2 Corinthians 11:16-12:13
Paul Boasts About His Sufferings
I repeat: Let no one take me for a fool. But if you do, then tolerate me just as you would a fool, so that I may do a little boasting. In this self-confident boasting I am not talking as the Lord would, but as a fool. Since many are boasting in the way the world does, I too will boast. You gladly put up with fools since you are so wise! In fact, you even put up with anyone who enslaves you or exploits you or takes advantage of you or puts on airs or slaps you in the face. To my shame I admit that we were too weak for that!
Whatever anyone else dares to boast about—I am speaking as a fool—I also dare to boast about. Are they Hebrews? So am I. Are they Israelites? So am I. Are they Abraham’s descendants? So am I. Are they servants of Christ? (I am out of my mind to talk like this.) I am more. I have worked much harder, been in prison more frequently, been flogged more severely, and been exposed to death again and again. Five times I received from the Jews the forty lashes minus one. Three times I was beaten with rods, once I was pelted with stones, three times I was shipwrecked, I spent a night and a day in the open sea, I have been constantly on the move. I have been in danger from rivers, in danger from bandits, in danger from my fellow Jews, in danger from Gentiles; in danger in the city, in danger in the country, in danger at sea; and in danger from false believers. I have labored and toiled and have often gone without sleep; I have known hunger and thirst and have often gone without food; I have been cold and naked. Besides everything else, I face daily the pressure of my concern for all the churches. Who is weak, and I do not feel weak? Who is led into sin, and I do not inwardly burn?

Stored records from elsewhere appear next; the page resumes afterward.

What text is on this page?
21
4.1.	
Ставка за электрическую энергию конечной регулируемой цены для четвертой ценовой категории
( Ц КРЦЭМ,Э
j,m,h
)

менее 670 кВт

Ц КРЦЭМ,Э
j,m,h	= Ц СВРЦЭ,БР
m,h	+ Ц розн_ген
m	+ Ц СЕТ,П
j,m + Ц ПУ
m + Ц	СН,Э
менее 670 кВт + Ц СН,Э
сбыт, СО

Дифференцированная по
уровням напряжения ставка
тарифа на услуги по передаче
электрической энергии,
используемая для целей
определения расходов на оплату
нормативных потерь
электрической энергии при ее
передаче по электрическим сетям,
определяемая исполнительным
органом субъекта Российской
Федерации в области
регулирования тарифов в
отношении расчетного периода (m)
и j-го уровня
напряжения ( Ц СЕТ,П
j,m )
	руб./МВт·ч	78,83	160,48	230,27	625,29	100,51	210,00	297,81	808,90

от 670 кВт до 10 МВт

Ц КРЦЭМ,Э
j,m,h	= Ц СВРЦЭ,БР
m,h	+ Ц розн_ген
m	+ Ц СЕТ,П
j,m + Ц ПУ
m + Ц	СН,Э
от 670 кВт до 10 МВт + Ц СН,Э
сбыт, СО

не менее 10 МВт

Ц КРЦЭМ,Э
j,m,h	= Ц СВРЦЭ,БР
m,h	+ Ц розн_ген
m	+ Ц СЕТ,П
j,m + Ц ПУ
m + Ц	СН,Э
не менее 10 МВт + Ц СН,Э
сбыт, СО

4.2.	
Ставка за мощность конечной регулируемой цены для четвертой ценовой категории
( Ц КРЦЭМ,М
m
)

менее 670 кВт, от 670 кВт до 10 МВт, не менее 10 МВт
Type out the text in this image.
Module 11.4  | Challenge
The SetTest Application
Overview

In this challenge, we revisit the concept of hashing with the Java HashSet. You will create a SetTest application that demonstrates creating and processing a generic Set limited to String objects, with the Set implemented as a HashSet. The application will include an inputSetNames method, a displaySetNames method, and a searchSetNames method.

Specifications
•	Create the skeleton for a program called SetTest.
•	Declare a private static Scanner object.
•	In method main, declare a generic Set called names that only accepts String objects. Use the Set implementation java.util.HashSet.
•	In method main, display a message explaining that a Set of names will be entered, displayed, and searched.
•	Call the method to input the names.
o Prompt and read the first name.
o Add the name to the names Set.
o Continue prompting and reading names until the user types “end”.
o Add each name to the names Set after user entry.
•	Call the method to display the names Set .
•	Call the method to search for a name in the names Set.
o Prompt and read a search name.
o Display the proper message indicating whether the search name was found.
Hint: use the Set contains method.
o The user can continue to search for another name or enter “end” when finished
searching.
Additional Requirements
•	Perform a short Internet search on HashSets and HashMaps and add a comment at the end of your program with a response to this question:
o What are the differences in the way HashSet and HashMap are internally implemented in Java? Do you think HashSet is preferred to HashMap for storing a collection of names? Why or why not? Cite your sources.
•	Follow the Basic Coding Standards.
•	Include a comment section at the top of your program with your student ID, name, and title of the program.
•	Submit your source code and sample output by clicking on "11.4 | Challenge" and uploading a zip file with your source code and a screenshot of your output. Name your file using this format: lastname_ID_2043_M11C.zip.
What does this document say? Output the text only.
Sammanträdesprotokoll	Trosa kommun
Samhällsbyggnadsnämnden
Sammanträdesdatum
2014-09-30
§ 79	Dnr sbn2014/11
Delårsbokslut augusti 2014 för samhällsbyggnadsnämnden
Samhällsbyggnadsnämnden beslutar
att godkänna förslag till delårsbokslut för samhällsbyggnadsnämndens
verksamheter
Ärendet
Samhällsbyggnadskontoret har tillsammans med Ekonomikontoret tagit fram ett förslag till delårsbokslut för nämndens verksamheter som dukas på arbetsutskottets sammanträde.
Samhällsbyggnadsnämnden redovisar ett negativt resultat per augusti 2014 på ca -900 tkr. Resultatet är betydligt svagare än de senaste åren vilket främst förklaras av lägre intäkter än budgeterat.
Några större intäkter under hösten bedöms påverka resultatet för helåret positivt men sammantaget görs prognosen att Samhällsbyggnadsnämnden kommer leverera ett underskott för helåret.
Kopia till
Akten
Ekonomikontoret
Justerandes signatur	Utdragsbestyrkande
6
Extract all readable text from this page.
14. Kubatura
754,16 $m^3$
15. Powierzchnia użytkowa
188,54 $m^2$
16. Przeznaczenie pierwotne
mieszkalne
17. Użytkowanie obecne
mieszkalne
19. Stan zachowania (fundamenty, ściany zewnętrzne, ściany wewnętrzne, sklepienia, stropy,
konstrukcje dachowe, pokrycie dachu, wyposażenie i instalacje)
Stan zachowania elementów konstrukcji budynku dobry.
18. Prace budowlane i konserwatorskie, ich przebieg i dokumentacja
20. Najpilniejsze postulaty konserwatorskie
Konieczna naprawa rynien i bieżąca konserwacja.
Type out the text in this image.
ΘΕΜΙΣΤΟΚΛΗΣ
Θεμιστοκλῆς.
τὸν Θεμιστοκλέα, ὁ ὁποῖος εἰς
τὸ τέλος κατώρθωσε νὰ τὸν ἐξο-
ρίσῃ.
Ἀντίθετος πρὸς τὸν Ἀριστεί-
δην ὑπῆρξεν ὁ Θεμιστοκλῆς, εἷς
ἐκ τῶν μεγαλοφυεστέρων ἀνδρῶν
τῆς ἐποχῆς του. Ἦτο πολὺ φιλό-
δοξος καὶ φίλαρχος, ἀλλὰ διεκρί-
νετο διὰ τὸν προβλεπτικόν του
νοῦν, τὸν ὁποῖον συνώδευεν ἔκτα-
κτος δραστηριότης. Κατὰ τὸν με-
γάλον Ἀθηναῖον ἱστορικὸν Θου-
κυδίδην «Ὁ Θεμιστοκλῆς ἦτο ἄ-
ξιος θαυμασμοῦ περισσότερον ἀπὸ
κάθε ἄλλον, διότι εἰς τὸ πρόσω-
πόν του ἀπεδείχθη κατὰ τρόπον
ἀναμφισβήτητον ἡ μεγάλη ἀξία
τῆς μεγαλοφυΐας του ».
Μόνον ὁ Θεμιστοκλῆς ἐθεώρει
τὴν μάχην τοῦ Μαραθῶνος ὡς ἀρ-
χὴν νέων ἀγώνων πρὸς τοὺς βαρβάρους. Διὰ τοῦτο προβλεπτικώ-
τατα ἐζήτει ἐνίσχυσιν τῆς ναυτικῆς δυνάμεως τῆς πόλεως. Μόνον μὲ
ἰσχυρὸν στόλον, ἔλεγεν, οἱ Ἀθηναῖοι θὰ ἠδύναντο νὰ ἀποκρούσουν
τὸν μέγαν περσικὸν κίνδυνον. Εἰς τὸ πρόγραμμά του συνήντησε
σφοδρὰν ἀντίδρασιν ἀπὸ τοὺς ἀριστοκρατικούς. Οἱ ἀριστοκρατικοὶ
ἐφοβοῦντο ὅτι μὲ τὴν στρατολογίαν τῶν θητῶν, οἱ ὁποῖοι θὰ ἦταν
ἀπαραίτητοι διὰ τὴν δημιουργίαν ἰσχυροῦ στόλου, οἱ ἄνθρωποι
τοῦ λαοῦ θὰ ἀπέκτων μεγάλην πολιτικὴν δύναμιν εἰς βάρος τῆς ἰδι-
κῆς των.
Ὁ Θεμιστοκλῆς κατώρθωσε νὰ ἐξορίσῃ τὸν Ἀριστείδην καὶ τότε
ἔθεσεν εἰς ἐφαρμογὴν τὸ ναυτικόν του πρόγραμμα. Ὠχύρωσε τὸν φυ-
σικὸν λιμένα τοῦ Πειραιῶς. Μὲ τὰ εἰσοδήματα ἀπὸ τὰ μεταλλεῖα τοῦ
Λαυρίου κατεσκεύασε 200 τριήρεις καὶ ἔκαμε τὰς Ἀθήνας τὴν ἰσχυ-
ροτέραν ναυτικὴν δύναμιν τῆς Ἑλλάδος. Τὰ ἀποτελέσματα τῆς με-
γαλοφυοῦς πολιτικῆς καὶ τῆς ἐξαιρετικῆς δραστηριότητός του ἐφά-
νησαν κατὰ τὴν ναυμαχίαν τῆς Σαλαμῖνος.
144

If I must boast, I will boast of the things that show my weakness. The God and Father of the Lord Jesus, who is to be praised forever, knows that I am not lying. In Damascus the governor under King Aretas had the city of the Damascenes guarded in order to arrest me. But I was lowered in a basket from a window in the wall and slipped through his hands.
Paul’s Vision and His Thorn
I must go on boasting. Although there is nothing to be gained, I will go on to visions and revelations from the Lord. I know a man in Christ who fourteen years ago was caught up to the third heaven. Whether it was in the body or out of the body I do not know—God knows. And I know that this man—whether in the body or apart from the body I do not know, but God knows— was caught up to paradise and heard inexpressible things, things that no one is permitted to tell. I will boast about a man like that, but I will not boast about myself, except about my weaknesses. Even if I should choose to boast, I would not be a fool, because I would be speaking the truth. But I refrain, so no one will think more of me than is warranted by what I do or say, or because of these surpassingly great revelations. Therefore, in order to keep me from becoming conceited, I was given a thorn in my flesh, a messenger of Satan, to torment me. Three times I pleaded with the Lord to take it away from me. But he said to me, “My grace is sufficient for you, for my power is made perfect in weakness.” Therefore I will boast all the more gladly about my weaknesses, so that Christ’s power may rest on me. That is why, for Christ’s sake, I delight in weaknesses, in insults, in hardships, in persecutions, in difficulties. For when I am weak, then I am strong.
Paul’s Concern for the Corinthians
I have made a fool of myself, but you drove me to it. I ought to have been commended by you, for I am not in the least inferior to the “super-apostles,”[a] even though I am nothing. I persevered in demonstrating among you the marks of a true apostle, including signs, wonders and miracles. How were you inferior to the other churches, except that I was never a burden to you? Forgive me this wrong!